Hier après-midi, il y avait à la Maestranza de Séville une corrida avec du bétail de Garcigrande pour El Fundi, Morante de la Puebla et Sébastien Castella. Pour tout amateur d'art taurin, l'intérêt d'une telle affiche était vraisemblablement de savoir qui de Morante ou de Castella allait connaître un épisode triomphal voire historique. Qu'il y ait El Fundi au cartel, c'était en revanche un détail. L'ancien était là pour son dernier défilé à Séville, surtout pour ouvrir le cartel aux deux autres dira-t-on.
En coulisses, un lot de six Garcigrande/Hernández avait été approuvé par les vétérinaires après le refus de sept de leurs congénères. Pourtant, les six cornus attendant dans les chiqueros n'avaient eux non plus rien à voir avec une arène de première catégorie. Face à ce bétail dont on dit qu'il est de "garantie", Morante et Castella étaient attendus, tandis qu'El Fundi allait dire au revoir à contre-style et dans l'anonymat.

Fundi s'apprêtait ainsi à effectuer la dernière corrida de sa carrière à la Maestranza, une arène où les Portes ne s'ouvrent qu'à certains, triés sur le volet, des bien-nommés ou des prophètes. Pour les professionnels et les gens du milieu, une corrida "bonne" était enfin destinée au Fundi, puisque le reste dans leur jargon, c'est du "mauvais". L'image véhiculée par les cerveaux du milieu, c'est que le Fundi aura passé sa carrière à affronter des toros mauvais, et qu'à l'inverse, Garcigrande c'est du tout bon. Du bon, car ils permettent apparemment de couper des oreilles sans trop de craintes.

Patatras ton toro de garantie ! A l'écran, on a vu des garcigrandes imprésentables pour une arène comme Séville, à peine piqués, n'ayant pas de caste et ne possédant que très peu de forces. Est-ce cela une corrida "bonne" ? Mais pourquoi alors regarder une telle course lorsque l'on connaît ce malheureux potentiel des garcigrandes ?

Peut-être pour voir le Fundi, à contre-style, et puisqu'il s'agit de sa dernière saison. Peut-être parce qu'il y a toujours en arrière-plan l'image de son effroyable saison 2009. Je me souviens encore de cette corrida à Bilbao où il devait être présent. Sous un ciel gris et une pluie fine, les toreros s'étaient succédés au micro de la télévision pour lui adresser leur soutien et leurs pensées. La veille, El Fundi s'était fait accrocher à Illumbe, à l'autre bout du Pays Basque, retombant au sol le corps sans vie et passant la nuit dans le coma.
Putain j'y repense, cela faisait mal de voir autant de malheurs et de coups du sort accabler José Pedro Prados. C'était une souffrance de le voir l'année suivante à deux reprises lors de la même feria de Vic, et de se dire que jamais il ne reviendrait à son niveau, lui qui était capable de briller dans ce que certains appellent la tauromachie de l'impossible.
Il était ainsi annoncé que la carrière du Fundi allait s'achever dans l'indifférence et dans l'oubli. Au même moment, on pouvait parfois lire ou entendre qu'il n'avait jamais su toréer, que sa tauromachie était trop brutale et ne pouvait jamais transmettre. Sa tauromachie ne correspondait en rien aux critères de l'art huppé et élitiste du toreo établi par certains.

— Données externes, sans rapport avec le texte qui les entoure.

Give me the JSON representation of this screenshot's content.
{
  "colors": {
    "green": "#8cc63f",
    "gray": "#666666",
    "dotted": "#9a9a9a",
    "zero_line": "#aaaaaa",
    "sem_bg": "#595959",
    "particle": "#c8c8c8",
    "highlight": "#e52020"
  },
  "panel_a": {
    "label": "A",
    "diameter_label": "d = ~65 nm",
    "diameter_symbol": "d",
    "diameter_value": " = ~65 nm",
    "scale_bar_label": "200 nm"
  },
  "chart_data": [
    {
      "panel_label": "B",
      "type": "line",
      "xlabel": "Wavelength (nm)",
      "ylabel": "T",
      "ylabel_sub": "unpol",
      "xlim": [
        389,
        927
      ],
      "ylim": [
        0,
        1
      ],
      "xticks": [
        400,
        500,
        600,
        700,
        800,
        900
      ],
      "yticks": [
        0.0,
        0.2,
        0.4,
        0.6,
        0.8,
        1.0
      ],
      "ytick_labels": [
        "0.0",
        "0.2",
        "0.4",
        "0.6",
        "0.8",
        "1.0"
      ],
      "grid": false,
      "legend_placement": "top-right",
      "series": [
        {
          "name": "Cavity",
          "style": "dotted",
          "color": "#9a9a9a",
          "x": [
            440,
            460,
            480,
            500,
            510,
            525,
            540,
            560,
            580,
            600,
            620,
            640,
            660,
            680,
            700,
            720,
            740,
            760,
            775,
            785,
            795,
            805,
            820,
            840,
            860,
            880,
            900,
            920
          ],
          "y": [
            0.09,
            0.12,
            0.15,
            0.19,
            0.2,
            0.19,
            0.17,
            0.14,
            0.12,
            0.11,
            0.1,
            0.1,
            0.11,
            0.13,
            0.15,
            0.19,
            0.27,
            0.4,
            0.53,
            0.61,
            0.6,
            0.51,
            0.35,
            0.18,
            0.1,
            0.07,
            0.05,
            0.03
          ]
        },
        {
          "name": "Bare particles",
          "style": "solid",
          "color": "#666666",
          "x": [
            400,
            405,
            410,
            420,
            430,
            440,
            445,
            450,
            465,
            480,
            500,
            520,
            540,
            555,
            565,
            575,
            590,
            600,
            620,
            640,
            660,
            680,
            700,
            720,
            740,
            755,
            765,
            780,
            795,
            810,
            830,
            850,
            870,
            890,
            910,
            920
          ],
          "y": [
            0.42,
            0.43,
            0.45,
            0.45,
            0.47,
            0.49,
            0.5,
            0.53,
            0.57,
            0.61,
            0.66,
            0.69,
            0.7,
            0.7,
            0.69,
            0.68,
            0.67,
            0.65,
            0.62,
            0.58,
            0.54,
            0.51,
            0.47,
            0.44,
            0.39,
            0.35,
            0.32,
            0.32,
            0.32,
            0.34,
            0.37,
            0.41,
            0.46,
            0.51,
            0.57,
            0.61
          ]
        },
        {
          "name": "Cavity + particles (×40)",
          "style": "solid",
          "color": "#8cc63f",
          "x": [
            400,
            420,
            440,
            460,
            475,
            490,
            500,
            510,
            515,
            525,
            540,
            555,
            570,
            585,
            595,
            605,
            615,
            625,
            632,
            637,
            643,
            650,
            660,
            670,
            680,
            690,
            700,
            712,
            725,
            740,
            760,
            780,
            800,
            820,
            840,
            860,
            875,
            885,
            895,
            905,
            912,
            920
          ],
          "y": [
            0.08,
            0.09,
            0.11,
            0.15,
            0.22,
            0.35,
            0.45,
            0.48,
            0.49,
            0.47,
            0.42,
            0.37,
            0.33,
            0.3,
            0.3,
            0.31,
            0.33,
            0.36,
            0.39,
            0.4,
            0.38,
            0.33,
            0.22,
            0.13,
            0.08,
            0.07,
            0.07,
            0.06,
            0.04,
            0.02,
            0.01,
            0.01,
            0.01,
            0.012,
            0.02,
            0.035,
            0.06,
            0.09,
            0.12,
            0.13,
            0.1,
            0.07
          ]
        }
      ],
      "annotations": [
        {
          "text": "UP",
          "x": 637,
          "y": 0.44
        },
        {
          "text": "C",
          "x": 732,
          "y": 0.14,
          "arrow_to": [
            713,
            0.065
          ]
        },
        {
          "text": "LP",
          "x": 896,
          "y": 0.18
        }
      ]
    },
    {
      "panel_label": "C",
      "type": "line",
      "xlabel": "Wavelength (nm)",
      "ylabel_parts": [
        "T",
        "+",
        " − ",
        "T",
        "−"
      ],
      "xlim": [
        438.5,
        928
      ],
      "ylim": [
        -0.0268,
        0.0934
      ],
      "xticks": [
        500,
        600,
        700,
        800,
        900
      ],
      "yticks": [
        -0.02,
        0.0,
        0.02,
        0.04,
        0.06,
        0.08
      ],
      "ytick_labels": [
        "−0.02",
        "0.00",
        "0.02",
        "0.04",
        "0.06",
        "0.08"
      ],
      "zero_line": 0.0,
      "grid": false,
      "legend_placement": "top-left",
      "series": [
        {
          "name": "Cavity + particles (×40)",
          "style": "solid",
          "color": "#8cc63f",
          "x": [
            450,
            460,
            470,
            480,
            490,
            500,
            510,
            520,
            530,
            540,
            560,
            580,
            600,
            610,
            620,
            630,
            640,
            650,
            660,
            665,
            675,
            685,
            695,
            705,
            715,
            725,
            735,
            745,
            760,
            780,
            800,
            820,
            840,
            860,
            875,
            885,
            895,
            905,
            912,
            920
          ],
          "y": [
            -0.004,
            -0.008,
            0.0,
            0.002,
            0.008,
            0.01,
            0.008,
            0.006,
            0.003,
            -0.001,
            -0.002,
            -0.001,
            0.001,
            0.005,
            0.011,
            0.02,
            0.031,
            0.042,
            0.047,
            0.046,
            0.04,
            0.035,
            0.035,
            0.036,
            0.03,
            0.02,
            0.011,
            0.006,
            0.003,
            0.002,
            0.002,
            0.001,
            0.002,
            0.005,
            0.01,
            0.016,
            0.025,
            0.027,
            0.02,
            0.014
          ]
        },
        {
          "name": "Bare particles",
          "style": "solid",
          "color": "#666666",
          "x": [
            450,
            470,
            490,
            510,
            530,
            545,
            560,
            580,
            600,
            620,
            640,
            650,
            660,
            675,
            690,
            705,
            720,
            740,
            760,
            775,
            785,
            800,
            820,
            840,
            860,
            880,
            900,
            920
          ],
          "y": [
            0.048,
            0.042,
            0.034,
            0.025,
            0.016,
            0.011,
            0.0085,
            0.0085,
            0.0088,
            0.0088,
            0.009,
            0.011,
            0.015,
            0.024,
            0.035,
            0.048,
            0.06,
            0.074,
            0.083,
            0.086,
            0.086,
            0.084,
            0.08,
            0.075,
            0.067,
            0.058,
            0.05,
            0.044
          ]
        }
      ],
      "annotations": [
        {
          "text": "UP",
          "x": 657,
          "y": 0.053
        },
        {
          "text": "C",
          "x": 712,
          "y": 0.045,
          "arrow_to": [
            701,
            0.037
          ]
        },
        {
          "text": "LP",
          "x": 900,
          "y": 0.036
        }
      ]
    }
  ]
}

Hier après-midi, El Fundi a donc fait son dernier paseo à Séville, pour y affronter des garcigrandes mal présentés et sans caste. Rien de notable ne semblait pouvoir se dégager d'une telle affaire. Et pourtant, il y avait la simplicité de ce matador, son calme et son plaisir d'être là. A la cape, on retiendra des chicuelinas en douceur, et trois splendides demi-véroniques face au quatrième exemplaire de l'après-midi. Un vrai bonheur ces trois demi-véroniques. Du toreo de salon offert par un type qui n'était pas censé "savoir toréer".
Au centre de la piste, sans un bruit autour, El Fundi guidait de la voix ses opposants avec maîtrise. Tout le monde se taisait, les faenas du Fundi ne comportaient pas une abondance de muletazos à la chaîne. Égrainés, ces muletazos transmettaient quelque chose, il y avait là une sorte de fraîcheur se dégageant de chaque geste, et on en oubliait presque qu'il n'y avait pas de toro de combat en face. Au quatrième,  la musique s'est mise à jouer en fin de parcours, et très vite, El Fundi a demandé qu'elle se taise. Et c'était mieux ainsi, sans aucune mélodie. Les deux fois, José a laissé une estocade honnête, et aurait pu couper une oreille qui n'aurait rien eu de scandaleux au quatrième. Salut et vuelta à la Maestranza pour un Fundi souriant. Pas un seul sourire en revanche chez Morante et Castella, sifflets pour l'un et silences pour l'autre. Ce sont eux qui étaient pourtant attendus face à leur pain quotidien.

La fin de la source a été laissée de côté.